Offering tax breaks, tourist packages (transportation, hotels and meals included) for medical tourists, and touting Korea’s advancements and competitive pricing (treatments are a fraction of what they cost in the US), the effort transformed Gangnam’s Improvement Quarter into a thriving attraction for aesthetic upgrades. In 2009, about 60,000 foreigners visited Korea for medical procedures. By 2019, the number of medical tourists reached nearly half a million— an eightfold increase in a decade, after climbing steadily each year, according to numbers from the Korea Health Industry Development Institute.
Government agencies — national and municipal — offered some “tourist info hub” type services to help find registered clinics for those interested in getting work done. But the system of support for medical tourism is a network of private brokers, like Eunogo, which partner with the hospitals and doctors to help foreigners choose services from a suite of options and guide patients through the entire process. “Korean surgeons have great skill and quality, all we needed is a good system,” Eunogo’s Joy Kang told me. “It was interesting to build something to connect foreign demand with quality doctors.”
They don’t just help foreign patients match with clinics, the broker agencies offer concierge services like translation (different clinics specialize in different dominant languages), or even staffing a caretaker to be with you throughout the entire medical process, including being the first person you see when you come out from anesthesia. This is usually all paid for by the hospitals, which rely on a constant influx of patients. As the saying goes, if you’re not paying for the product, you are the product.
“If you’re not paying for the product, you are the product.”
For many of today’s hottest procedures, the ones you probably have seen on TikTok, no recovery time is needed. And hold onto your receipt! A cosmetic surgery tax refund comes with all cosmetic services performed on non-Korean passport holders, making the transaction an even better bargain.

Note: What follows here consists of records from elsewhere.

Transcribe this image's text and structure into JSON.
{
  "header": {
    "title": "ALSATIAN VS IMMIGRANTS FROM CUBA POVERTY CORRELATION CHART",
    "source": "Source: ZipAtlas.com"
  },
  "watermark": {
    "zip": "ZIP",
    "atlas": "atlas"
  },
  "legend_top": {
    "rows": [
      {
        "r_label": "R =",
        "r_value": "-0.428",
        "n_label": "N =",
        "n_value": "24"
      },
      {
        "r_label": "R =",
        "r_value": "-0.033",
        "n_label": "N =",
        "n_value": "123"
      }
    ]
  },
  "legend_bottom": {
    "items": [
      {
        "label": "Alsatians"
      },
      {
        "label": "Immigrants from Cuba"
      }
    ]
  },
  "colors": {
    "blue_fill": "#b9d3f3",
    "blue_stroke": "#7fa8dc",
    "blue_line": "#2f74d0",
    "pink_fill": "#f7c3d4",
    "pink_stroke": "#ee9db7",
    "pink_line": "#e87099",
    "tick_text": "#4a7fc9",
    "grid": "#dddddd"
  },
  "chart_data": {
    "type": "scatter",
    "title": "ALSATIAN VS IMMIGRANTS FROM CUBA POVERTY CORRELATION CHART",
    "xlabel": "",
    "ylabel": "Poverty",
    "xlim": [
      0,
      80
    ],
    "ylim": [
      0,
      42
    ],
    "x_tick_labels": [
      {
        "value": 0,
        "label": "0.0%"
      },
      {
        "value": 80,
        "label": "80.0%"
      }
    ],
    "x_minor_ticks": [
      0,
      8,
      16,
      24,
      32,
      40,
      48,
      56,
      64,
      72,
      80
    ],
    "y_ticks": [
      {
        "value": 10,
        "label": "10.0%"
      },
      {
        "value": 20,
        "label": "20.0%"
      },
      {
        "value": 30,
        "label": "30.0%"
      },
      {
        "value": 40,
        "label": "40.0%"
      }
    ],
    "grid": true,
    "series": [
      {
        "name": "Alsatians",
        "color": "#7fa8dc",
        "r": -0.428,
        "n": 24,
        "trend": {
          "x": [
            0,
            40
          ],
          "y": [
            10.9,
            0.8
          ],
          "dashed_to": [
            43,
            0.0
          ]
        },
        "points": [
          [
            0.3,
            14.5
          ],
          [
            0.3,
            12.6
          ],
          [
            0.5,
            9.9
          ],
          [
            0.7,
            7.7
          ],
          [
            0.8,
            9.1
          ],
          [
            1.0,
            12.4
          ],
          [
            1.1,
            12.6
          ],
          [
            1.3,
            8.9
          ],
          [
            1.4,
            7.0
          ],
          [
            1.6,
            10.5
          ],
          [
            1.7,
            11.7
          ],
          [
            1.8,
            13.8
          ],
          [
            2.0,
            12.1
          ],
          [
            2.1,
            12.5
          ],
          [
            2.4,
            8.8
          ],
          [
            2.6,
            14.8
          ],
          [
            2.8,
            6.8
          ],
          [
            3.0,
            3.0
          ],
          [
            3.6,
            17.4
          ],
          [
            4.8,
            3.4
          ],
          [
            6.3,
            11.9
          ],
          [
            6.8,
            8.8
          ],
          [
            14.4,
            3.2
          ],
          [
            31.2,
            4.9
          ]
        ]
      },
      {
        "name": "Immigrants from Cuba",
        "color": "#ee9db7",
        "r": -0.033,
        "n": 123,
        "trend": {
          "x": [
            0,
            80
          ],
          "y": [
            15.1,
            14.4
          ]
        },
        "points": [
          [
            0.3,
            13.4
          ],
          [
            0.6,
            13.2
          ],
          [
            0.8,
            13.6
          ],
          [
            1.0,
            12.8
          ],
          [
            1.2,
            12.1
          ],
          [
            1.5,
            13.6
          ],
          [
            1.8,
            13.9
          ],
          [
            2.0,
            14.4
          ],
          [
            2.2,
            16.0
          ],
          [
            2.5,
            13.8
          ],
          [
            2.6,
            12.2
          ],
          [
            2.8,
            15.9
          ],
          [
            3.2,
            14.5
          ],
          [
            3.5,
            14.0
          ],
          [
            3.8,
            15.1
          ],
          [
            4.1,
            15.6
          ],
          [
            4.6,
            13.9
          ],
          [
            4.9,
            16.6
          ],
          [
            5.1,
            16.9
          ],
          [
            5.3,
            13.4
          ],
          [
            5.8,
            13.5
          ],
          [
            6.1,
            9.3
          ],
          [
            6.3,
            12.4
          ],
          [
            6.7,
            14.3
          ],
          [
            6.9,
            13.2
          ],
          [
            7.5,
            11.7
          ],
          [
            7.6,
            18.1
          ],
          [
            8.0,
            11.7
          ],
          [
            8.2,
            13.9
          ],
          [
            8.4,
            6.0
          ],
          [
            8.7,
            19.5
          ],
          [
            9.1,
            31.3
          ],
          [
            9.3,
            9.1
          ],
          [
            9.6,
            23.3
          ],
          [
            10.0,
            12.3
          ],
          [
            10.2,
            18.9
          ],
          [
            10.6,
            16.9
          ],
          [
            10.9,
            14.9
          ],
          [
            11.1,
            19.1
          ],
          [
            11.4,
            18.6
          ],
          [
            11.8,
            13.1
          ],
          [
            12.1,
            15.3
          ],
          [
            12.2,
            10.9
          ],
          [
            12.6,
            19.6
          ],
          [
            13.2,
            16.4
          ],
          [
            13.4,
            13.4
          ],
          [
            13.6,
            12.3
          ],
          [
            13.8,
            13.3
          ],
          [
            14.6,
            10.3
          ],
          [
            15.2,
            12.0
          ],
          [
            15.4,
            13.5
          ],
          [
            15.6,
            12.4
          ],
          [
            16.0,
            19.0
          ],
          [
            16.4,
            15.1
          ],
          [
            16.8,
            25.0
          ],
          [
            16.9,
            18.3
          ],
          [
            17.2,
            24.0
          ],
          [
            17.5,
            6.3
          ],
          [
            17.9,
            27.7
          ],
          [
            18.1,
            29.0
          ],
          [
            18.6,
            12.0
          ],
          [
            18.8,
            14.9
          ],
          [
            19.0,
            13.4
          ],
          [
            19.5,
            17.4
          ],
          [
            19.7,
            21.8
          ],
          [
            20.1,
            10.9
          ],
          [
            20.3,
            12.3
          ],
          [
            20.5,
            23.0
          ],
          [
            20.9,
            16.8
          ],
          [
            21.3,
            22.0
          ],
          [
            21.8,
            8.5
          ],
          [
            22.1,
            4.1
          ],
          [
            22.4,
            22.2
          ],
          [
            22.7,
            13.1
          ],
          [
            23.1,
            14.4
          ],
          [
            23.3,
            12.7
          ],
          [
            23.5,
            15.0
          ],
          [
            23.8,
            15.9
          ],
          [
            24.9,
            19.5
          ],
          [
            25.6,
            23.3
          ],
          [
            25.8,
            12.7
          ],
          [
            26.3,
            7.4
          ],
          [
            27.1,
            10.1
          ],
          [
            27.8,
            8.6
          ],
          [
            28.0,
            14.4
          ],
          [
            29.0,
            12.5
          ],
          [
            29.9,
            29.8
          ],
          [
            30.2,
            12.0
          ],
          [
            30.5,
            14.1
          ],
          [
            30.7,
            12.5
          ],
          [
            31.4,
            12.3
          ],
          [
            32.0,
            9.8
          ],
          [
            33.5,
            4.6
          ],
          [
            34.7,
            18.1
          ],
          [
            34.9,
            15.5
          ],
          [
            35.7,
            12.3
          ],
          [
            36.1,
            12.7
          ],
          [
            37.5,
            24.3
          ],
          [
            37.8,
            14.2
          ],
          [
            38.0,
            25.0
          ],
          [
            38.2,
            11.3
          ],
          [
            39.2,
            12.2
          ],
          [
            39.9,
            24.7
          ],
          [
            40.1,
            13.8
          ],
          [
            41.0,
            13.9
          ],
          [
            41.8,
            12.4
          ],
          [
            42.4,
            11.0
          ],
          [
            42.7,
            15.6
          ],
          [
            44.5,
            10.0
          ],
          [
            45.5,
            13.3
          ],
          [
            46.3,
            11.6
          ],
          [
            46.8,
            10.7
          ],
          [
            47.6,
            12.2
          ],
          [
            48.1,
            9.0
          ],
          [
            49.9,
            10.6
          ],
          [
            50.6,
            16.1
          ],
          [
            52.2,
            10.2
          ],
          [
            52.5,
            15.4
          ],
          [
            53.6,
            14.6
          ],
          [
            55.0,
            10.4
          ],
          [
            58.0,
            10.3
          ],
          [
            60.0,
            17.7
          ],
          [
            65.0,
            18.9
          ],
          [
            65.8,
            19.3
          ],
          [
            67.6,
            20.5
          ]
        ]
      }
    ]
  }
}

If surgery renders a tourist’s face unrecognizable from their passport photo — there’s a service for that, too. The Korea Tourism Organization issues a “plastic surgery certificate” immigration officials accept as proof of identity, along with the original passport, in order to leave the country. For many people, international travel comes with the hope of a transformative experience. But few countries can rival Korea’s ability to guarantee that you will be a changed person by the time you leave — if only on a purely superficial level.
This literally gave me chills. It reads like something from a fictional dystopian novel.
This is wild. As someone who used to travel to Seoul for work and bring an empty suitcase to fill up with beauty products, I am floored to have a pawn of a government scheme! I loved sharing snail mucus and sheep placenta masks with my friends, thinking I was just ahead of a trend before it became mainstream in the US lol. Thanks to you, Jessica, my skincare routine has tremendously minimized.